AbstractNewborn screening (NBS) is one of the most effective measures of secondary prevention. While the benefit of NBS on the clinical long‐term outcomes of children with inherited metabolic diseases (IMD) has been demonstrated, the potential burden of families living with an early diagnosed and treated child with an IMD has not been thoroughly investigated. The aim of this longitudinal questionnaire‐based study on 369 families living with a child with an IMD was to investigate the psychosocial and financial burden following a true‐positive NBS. The reported psychosocial burden differed between children and their parents, and was associated with the child's age, diagnosis, and treatment.

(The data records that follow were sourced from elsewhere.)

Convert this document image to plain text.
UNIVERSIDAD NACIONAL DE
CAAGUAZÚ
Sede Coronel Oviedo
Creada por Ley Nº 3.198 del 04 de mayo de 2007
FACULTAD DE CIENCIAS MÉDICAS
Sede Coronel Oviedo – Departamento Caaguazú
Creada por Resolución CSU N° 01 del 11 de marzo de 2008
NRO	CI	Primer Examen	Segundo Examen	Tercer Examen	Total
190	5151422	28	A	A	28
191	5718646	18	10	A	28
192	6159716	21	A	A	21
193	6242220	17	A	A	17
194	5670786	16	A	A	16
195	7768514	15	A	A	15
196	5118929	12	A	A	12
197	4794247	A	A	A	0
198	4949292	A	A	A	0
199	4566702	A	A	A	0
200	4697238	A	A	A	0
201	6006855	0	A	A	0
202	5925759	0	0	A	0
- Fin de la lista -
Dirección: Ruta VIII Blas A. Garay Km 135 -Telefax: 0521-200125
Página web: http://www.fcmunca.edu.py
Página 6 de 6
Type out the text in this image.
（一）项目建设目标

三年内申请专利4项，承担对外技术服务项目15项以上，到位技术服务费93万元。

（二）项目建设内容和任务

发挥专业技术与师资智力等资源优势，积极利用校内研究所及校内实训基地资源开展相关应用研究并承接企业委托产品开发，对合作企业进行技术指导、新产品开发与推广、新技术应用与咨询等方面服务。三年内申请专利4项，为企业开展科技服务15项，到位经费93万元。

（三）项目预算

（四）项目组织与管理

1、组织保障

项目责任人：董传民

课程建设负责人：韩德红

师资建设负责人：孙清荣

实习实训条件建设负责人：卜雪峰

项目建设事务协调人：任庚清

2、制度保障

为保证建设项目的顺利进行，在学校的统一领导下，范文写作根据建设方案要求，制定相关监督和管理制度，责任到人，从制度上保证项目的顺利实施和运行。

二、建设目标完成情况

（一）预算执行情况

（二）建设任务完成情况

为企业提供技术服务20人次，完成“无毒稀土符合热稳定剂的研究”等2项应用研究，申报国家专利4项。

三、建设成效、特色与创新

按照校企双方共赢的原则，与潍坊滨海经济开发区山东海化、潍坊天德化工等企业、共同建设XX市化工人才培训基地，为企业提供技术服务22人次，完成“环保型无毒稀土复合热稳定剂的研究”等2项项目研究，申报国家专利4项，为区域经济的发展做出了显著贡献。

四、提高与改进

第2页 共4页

At younger ages, parent‐reported burden was higher for the parents than for the individual child, while it increased for children and decreased for parents as the child grew older. Furthermore, psychosocial burden increased if the child required a strict dietary treatment and was at risk of metabolic decompensation. Regardless of diagnosis and treatment, the developmental delay of their child independently increased the parental psychosocial burden. Financial burden was reported by 24% of all families, and was higher in low‐income families and in families whose children required dietary treatment. In conclusion, a substantial psychosocial and financial burden was revealed for children and their families after true‐positive NBS. Since this burden is likely to have a negative impact on the long‐term individual health benefits of NBS, this study underlines the importance of regularly assessing the psychosocial and financial needs of these families.